Dutch start-up Lightyear, which is developing a car that runs on solar energy, placed a full-page advertisement in Dutch financial newspaper Het Financieele Dagblad last week with a dig at Lexus. Toyota’s premium luxury brand had previously criticised diesel cars to promote its hybrids, but Lightyear obviously thinks the company hasn’t gone far enough.

The heading of the full-page ad in the paper read in giant letters ‘Thank you, hybrids’ (Dutch). The similarities with the ad placed by Lexus in all Dutch newspapers a few days earlier are obvious.

On the left the Lexus ad with the heading ‘Thank you, diesel’, on the right Lightyear’s reaction. Source: Het Financieele Dagblad.
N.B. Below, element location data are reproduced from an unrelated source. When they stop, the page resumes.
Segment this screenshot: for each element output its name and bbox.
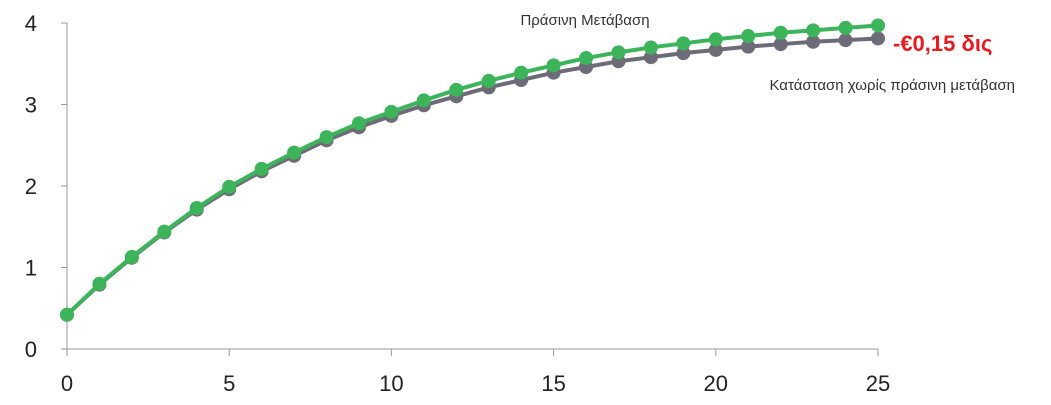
series-0 bbox=[60, 31, 885, 322]
data-point bbox=[806, 23, 821, 38]
series-label-no-transition: Κατάσταση χωρίς πράσινη μετάβαση bbox=[769, 77, 1015, 94]
x-tick-label: 5 bbox=[223, 371, 235, 396]
data-point bbox=[579, 51, 594, 66]
series-1 bbox=[60, 18, 885, 322]
x-tick-label: 25 bbox=[866, 371, 890, 396]
data-point bbox=[351, 116, 366, 131]
series-line bbox=[65, 23, 880, 317]
data-point bbox=[643, 50, 658, 65]
data-point bbox=[643, 40, 658, 55]
data-point bbox=[481, 73, 496, 88]
x-tick-label: 10 bbox=[379, 371, 403, 396]
data-point bbox=[319, 130, 334, 145]
x-tick-label: 15 bbox=[541, 371, 565, 396]
data-point bbox=[708, 42, 723, 57]
series-label-green-transition: Πράσινη Μετάβαση bbox=[520, 12, 649, 29]
data-point bbox=[222, 179, 237, 194]
data-point bbox=[741, 39, 756, 54]
data-point bbox=[546, 58, 561, 73]
y-tick-label: 0 bbox=[25, 337, 37, 362]
data-point bbox=[60, 307, 74, 322]
data-point bbox=[741, 29, 756, 44]
data-point bbox=[773, 25, 788, 40]
y-tick-label: 1 bbox=[25, 256, 37, 281]
data-point bbox=[189, 201, 204, 216]
data-point bbox=[871, 18, 885, 33]
data-point bbox=[254, 161, 269, 176]
data-point bbox=[806, 34, 821, 49]
data-point bbox=[124, 249, 139, 264]
data-point bbox=[773, 37, 788, 52]
series-layer bbox=[60, 18, 885, 322]
data-point bbox=[157, 224, 172, 239]
data-point bbox=[708, 32, 723, 47]
x-tick-label: 20 bbox=[704, 371, 728, 396]
data-point bbox=[384, 104, 399, 119]
data-point bbox=[611, 45, 626, 60]
data-point bbox=[514, 65, 529, 80]
difference-annotation: -€0,15 δις bbox=[893, 31, 992, 56]
data-point bbox=[287, 145, 302, 160]
data-point bbox=[838, 20, 853, 35]
data-point bbox=[838, 33, 853, 48]
y-tick-label: 2 bbox=[25, 174, 37, 199]
series-line bbox=[65, 36, 880, 317]
data-point bbox=[449, 82, 464, 97]
labels-layer: Πράσινη Μετάβαση Κατάσταση χωρίς πράσινη … bbox=[520, 12, 1015, 94]
data-point bbox=[871, 31, 885, 46]
data-point bbox=[92, 276, 107, 291]
x-tick-label: 0 bbox=[61, 371, 73, 396]
axes: 0 1 2 3 4 0 5 10 15 20 25 bbox=[25, 11, 890, 396]
data-point bbox=[676, 36, 691, 51]
data-point bbox=[676, 46, 691, 61]
y-tick-label: 4 bbox=[25, 11, 37, 36]
y-tick-label: 3 bbox=[25, 93, 37, 118]
data-point bbox=[416, 93, 431, 108]
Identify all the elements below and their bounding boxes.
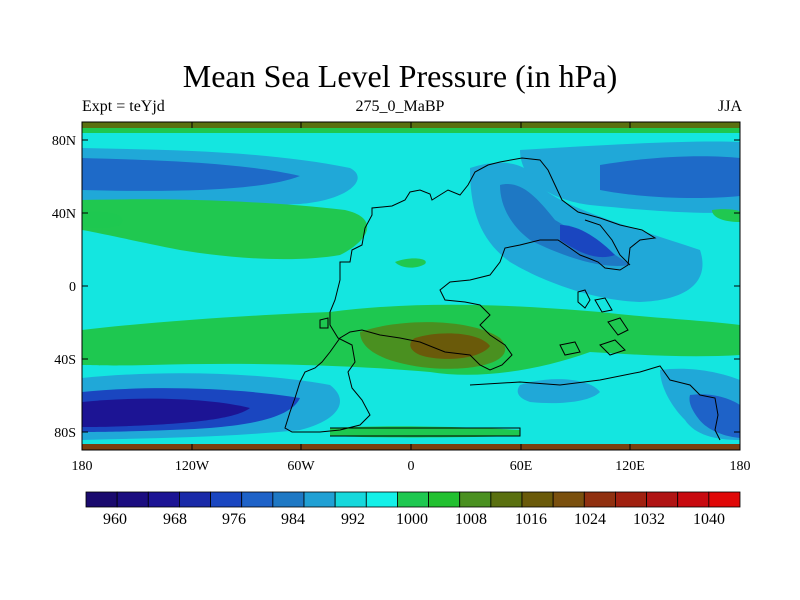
colorbar-label: 1000 bbox=[396, 511, 428, 528]
continent-outlines bbox=[284, 157, 721, 441]
colorbar-swatch bbox=[116, 491, 149, 508]
colorbar-swatch bbox=[708, 491, 741, 508]
colorbar bbox=[85, 491, 741, 508]
x-tick-label: 120W bbox=[175, 459, 210, 474]
x-tick-label: 60E bbox=[510, 459, 533, 474]
colorbar-swatch bbox=[334, 491, 367, 508]
colorbar-swatch bbox=[677, 491, 710, 508]
y-tick-label: 40N bbox=[52, 207, 76, 222]
colorbar-swatch bbox=[646, 491, 679, 508]
colorbar-label: 984 bbox=[281, 511, 305, 528]
colorbar-swatch bbox=[615, 491, 647, 508]
pressure-maximum bbox=[410, 333, 490, 359]
colorbar-swatch bbox=[428, 491, 461, 508]
colorbar-swatch bbox=[552, 491, 585, 508]
colorbar-swatch bbox=[147, 491, 180, 508]
colorbar-swatch bbox=[272, 491, 305, 508]
colorbar-labels: 960 968 976 984 992 1000 1008 1016 1024 … bbox=[103, 511, 725, 528]
colorbar-label: 1016 bbox=[515, 511, 547, 528]
colorbar-label: 1040 bbox=[693, 511, 725, 528]
axis-ticks bbox=[81, 122, 741, 450]
pressure-field bbox=[82, 122, 740, 450]
north-atlantic-high bbox=[82, 199, 368, 260]
colorbar-label: 968 bbox=[163, 511, 187, 528]
colorbar-swatch bbox=[85, 491, 118, 508]
colorbar-swatch bbox=[490, 491, 523, 508]
season-label: JJA bbox=[717, 98, 742, 115]
colorbar-swatch bbox=[521, 491, 554, 508]
y-tick-label: 80N bbox=[52, 134, 76, 149]
colorbar-swatch bbox=[459, 491, 492, 508]
colorbar-label: 960 bbox=[103, 511, 127, 528]
colorbar-swatch bbox=[303, 491, 336, 508]
colorbar-label: 1032 bbox=[633, 511, 665, 528]
colorbar-label: 1024 bbox=[574, 511, 606, 528]
y-tick-label: 80S bbox=[54, 426, 76, 441]
colorbar-swatch bbox=[179, 491, 211, 508]
experiment-label: Expt = teYjd bbox=[82, 98, 165, 115]
x-tick-label: 180 bbox=[730, 459, 751, 474]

Click on the image to enlarge it.

Thank you, hybrids

However, while the Japanese car maker used the ad to promote its hybrid models, Lightyear didn’t pull any punches, stating 'Research shows that the deaths of almost 1 in 6 people worldwide can be linked to air pollution. That’s why we have to get rid of our reliance on both diesel and petrol. Thank you, hybrids.' It was signed by Lex Hoefsloot, CEO of Lightyear.

The Dutch do have a point. Lexus makes itself look good with the batteries fitted in its cars, but their capacity is such that fully electric driving is not feasible in practice. The most that can be expected from the batteries and electric motor is a slight reduction in fuel consumption. All very nice, but simply not enough according to Lightyear, as a hybrid still emits polluting exhaust fumes that damage our health.

800 km on solar energy

The Dutch start-up is working hard on its first model, a streamlined luxury car that will cost around 100,000 euros. The factory at the Automotive Campus in Helmond, the Netherlands, should be ready before the end of this year. The Lightyear One should have a range of 800 km and generate much of the energy it needs with solar panels on its roof. Lightyear promises that the car will only need to be plugged in occasionally in sunny countries.

The company has also announced that its cars will be more streamlined than most serially produced cars, with a Cd value of less than 0.20. This low drag coefficient obviously increases the car’s range. The first Lightyear One is planned to leave the production line in Helmond in 2020.